The defendant was indicted for criminal possession of stolen property in the second and third degrees and criminal possession of a weapon in the third degree after two police officers stopped a car in which he was a passenger, upon observing that it had an expired inspection sticker, and discovered certain stolen property and weapons therein. When the police initially signaled to the vehicle to pull over at approximately 7:30 p.m. on December 15, 1980, the occupants of the car drove another three blocks before stopping. As the officers approached the car on foot, one of them observed a gun being thrown out of the car window on the passenger side. (The defendant was acquitted on the count charging him with possession of such weapon.) Then, when that officer looked inside at the four male occupants of the vehicle, he observed a pocketbook in plain view on the front floor of the passenger side of the car. During the ensuing search of the car, the officers recovered a sawed-off shotgun and a .32 caliber revolver, both of which were loaded, from the floor underneath the front bench seat on the driver’s side. The defendant was seated in the back directly behind the driver. The police also recovered a wallet containing several credit cards and a watch from the glove compartment, which was unlocked. It was later determined that the owner of the pocketbook and the owner of the watch, wallet and credit cards had each been robbed that same night at approximately 7:00 p.m. in a neighborhood which was located approximately one mile from the place where the police stopped the car in which the stolen property was found.
The defendant contends, inter alia, that the permissive presumption of possession contained in subdivision 3 of section 265.15 of the Penal Law, which the trial court charged to the jury, is unconstitutional as applied to him. We disagree. The evidence established that the defendant was seated directly behind that portion of the front bench seat under which the sawed-off shotgun and revolver were secreted and, therefore, that he had ready access to them. Under these circumstances, it *1047is surely rational to infer that defendant had both the ability and intent to exercise dominion and control over the weapons (see County Ct. v Allen, 442 US 140; People v Lemmons, 40 NY2d 505; People v Rodriguez, 75 AD2d 730).
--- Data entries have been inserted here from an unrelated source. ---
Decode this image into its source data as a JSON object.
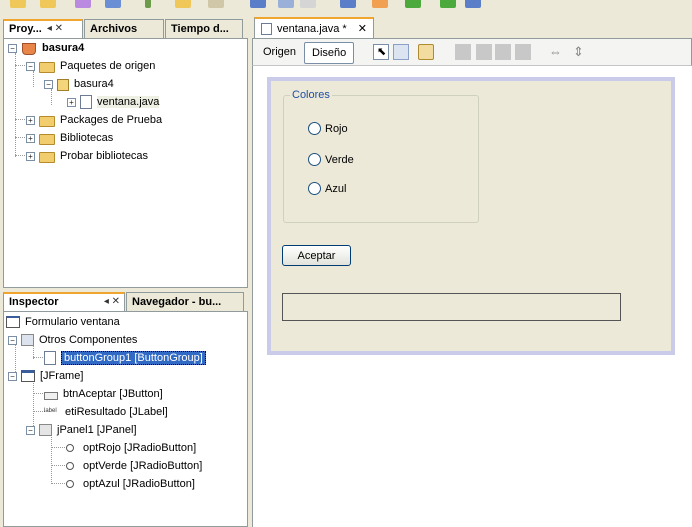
{
  "colors": {
    "accent_tab": "#f0a52f",
    "selection": "#316ac5",
    "legend": "#1f4ea5"
  },
  "top_toolbar": {
    "icons": [
      "new-file-icon",
      "open-project-icon",
      "save-icon",
      "build-icon",
      "debug-icon",
      "run-icon"
    ]
  },
  "projects_panel": {
    "tabs": [
      {
        "label": "Proy...",
        "active": true,
        "controls": "◂ ✕"
      },
      {
        "label": "Archivos",
        "active": false,
        "controls": ""
      },
      {
        "label": "Tiempo d...",
        "active": false,
        "controls": ""
      }
    ],
    "tree": [
      {
        "label": "basura4",
        "bold": true,
        "icon": "java-project-icon"
      },
      {
        "label": "Paquetes de origen",
        "icon": "folder-icon"
      },
      {
        "label": "basura4",
        "icon": "package-icon"
      },
      {
        "label": "ventana.java",
        "icon": "java-form-icon"
      },
      {
        "label": "Packages de Prueba",
        "icon": "folder-icon"
      },
      {
        "label": "Bibliotecas",
        "icon": "folder-icon"
      },
      {
        "label": "Probar bibliotecas",
        "icon": "folder-icon"
      }
    ]
  },
  "inspector_panel": {
    "tabs": [
      {
        "label": "Inspector",
        "active": true,
        "controls": "◂ ✕"
      },
      {
        "label": "Navegador - bu...",
        "active": false,
        "controls": ""
      }
    ],
    "tree": [
      {
        "label": "Formulario ventana",
        "icon": "form-icon"
      },
      {
        "label": "Otros Componentes",
        "icon": "components-icon"
      },
      {
        "label": "buttonGroup1 [ButtonGroup]",
        "icon": "buttongroup-icon",
        "selected": true
      },
      {
        "label": "[JFrame]",
        "icon": "jframe-icon"
      },
      {
        "label": "btnAceptar [JButton]",
        "icon": "jbutton-icon"
      },
      {
        "label": "etiResultado [JLabel]",
        "icon": "jlabel-icon"
      },
      {
        "label": "jPanel1 [JPanel]",
        "icon": "jpanel-icon"
      },
      {
        "label": "optRojo [JRadioButton]",
        "icon": "jradiobutton-icon"
      },
      {
        "label": "optVerde [JRadioButton]",
        "icon": "jradiobutton-icon"
      },
      {
        "label": "optAzul [JRadioButton]",
        "icon": "jradiobutton-icon"
      }
    ]
  },
  "editor": {
    "tab_label": "ventana.java *",
    "mode_source": "Origen",
    "mode_design": "Diseño",
    "toolbar_icons": [
      "selection-mode-icon",
      "connection-mode-icon",
      "preview-design-icon",
      "align-left-icon",
      "align-right-icon",
      "align-top-icon",
      "align-bottom-icon",
      "resize-horizontal-icon",
      "resize-vertical-icon"
    ],
    "form": {
      "group_title": "Colores",
      "radios": [
        "Rojo",
        "Verde",
        "Azul"
      ],
      "button_label": "Aceptar",
      "result_text": ""
    }
  }
}
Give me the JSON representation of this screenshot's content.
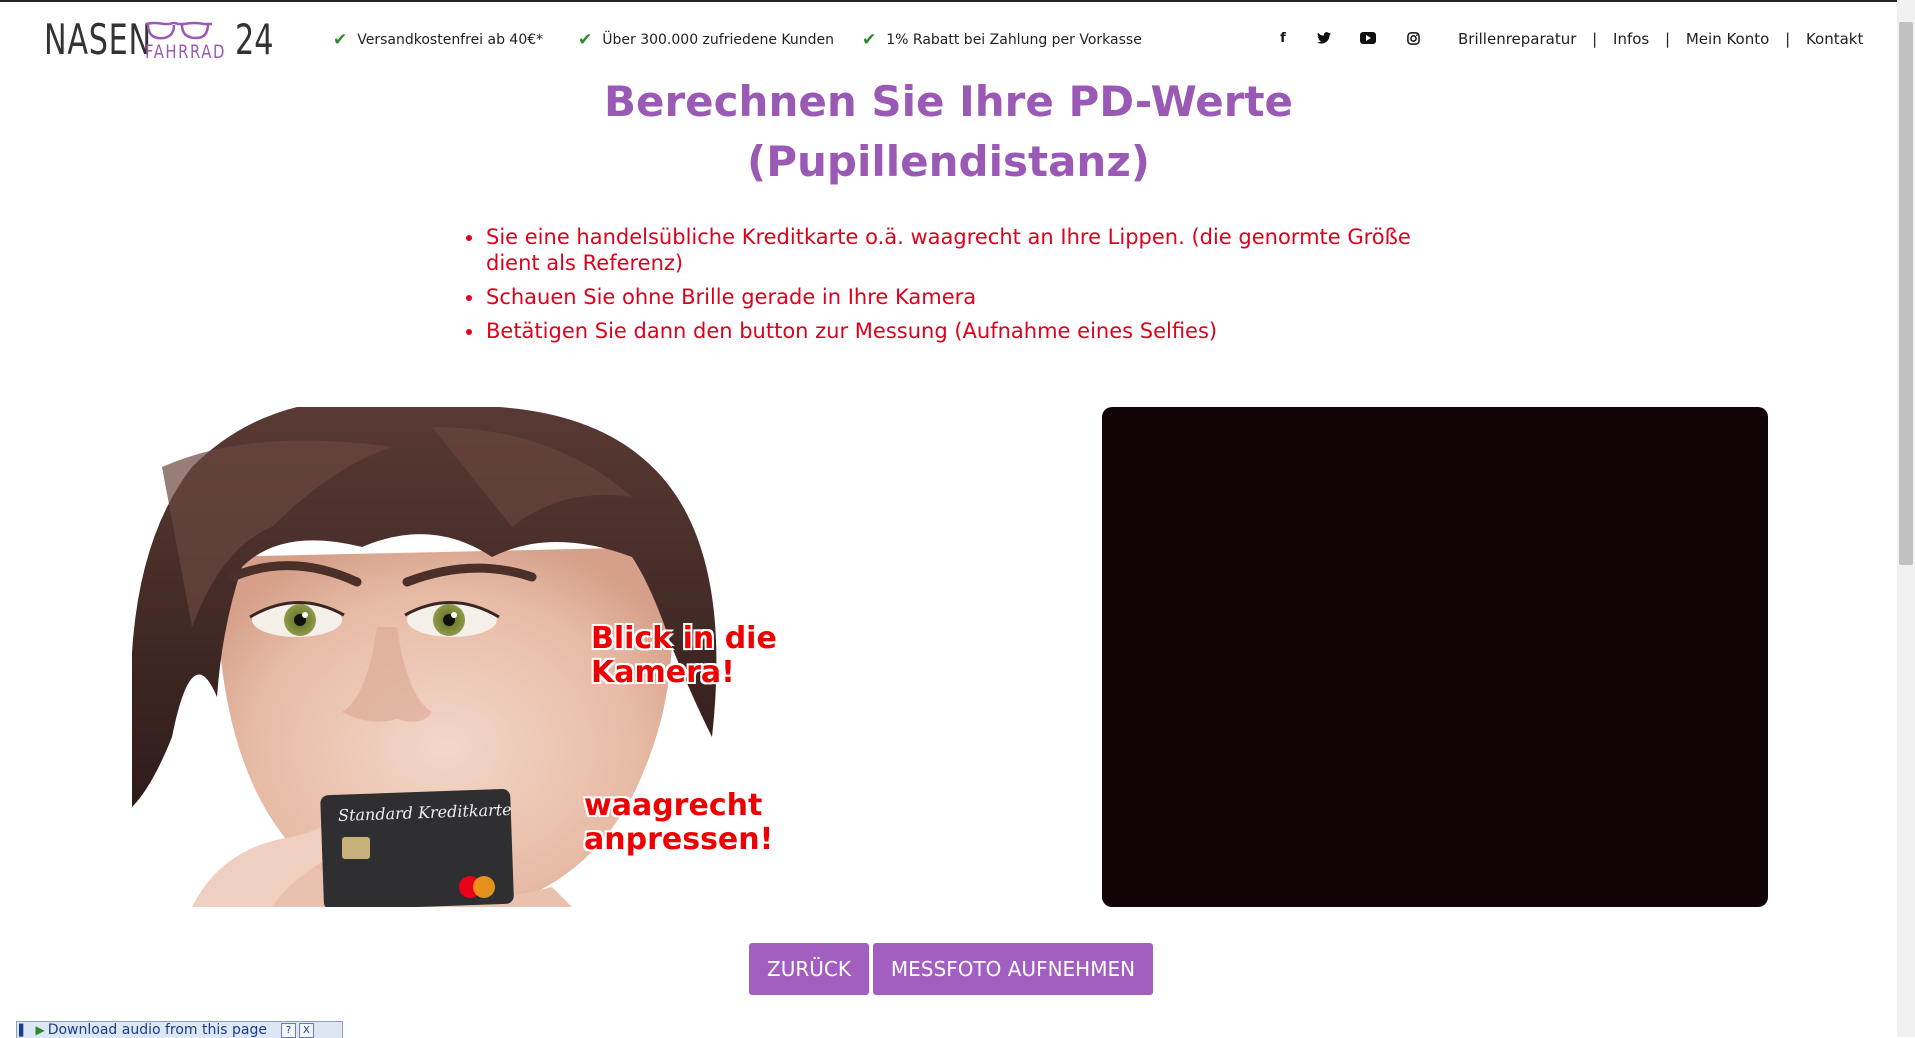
{
  "header": {
    "logo": {
      "main": "NASEN",
      "sub": "FAHRRAD",
      "number": "24"
    },
    "usps": [
      {
        "label": "Versandkostenfrei ab 40€*"
      },
      {
        "label": "Über 300.000 zufriedene Kunden"
      },
      {
        "label": "1% Rabatt bei Zahlung per Vorkasse"
      }
    ],
    "social": [
      {
        "icon": "facebook-icon",
        "glyph": "f"
      },
      {
        "icon": "twitter-icon",
        "glyph": "🐦"
      },
      {
        "icon": "youtube-icon",
        "glyph": "▶"
      },
      {
        "icon": "instagram-icon",
        "glyph": "◎"
      }
    ],
    "nav": [
      {
        "label": "Brillenreparatur"
      },
      {
        "label": "Infos"
      },
      {
        "label": "Mein Konto"
      },
      {
        "label": "Kontakt"
      }
    ],
    "nav_separator": "|"
  },
  "main": {
    "title_line1": "Berechnen Sie Ihre PD-Werte",
    "title_line2": "(Pupillendistanz)",
    "instructions": [
      "Sie eine handelsübliche Kreditkarte o.ä. waagrecht an Ihre Lippen. (die genormte Größe dient als Referenz)",
      "Schauen Sie ohne Brille gerade in Ihre Kamera",
      "Betätigen Sie dann den button zur Messung (Aufnahme eines Selfies)"
    ],
    "illustration": {
      "text_look_line1": "Blick in die",
      "text_look_line2": "Kamera!",
      "text_press_line1": "waagrecht",
      "text_press_line2": "anpressen!",
      "card_label": "Standard Kreditkarte"
    },
    "buttons": {
      "back": "ZURÜCK",
      "capture": "MESSFOTO AUFNEHMEN"
    }
  },
  "download_bar": {
    "label": "Download audio from this page",
    "help": "?",
    "close": "X"
  },
  "colors": {
    "accent": "#9b59b6",
    "button": "#a35fc0",
    "instruction_red": "#e0001b",
    "camera_bg": "#120406"
  }
}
We also find that there was sufficient evidence to establish defendant’s guilt of the crimes of criminal possession of stolen property in the second and third degrees (see, e.g., People v Traynham, 85 AD2d 748). Furthermore, the defendant’s claim of prosecutorial misconduct during summation has not been preserved for review because defendant failed to raise any objection to the allegedly improper remark (see CPL 470.05, subd 2; People v Thomas, 50 NY2d 467). Brown, J. P., Niehoff, Rubin and Fiber, JJ., concur.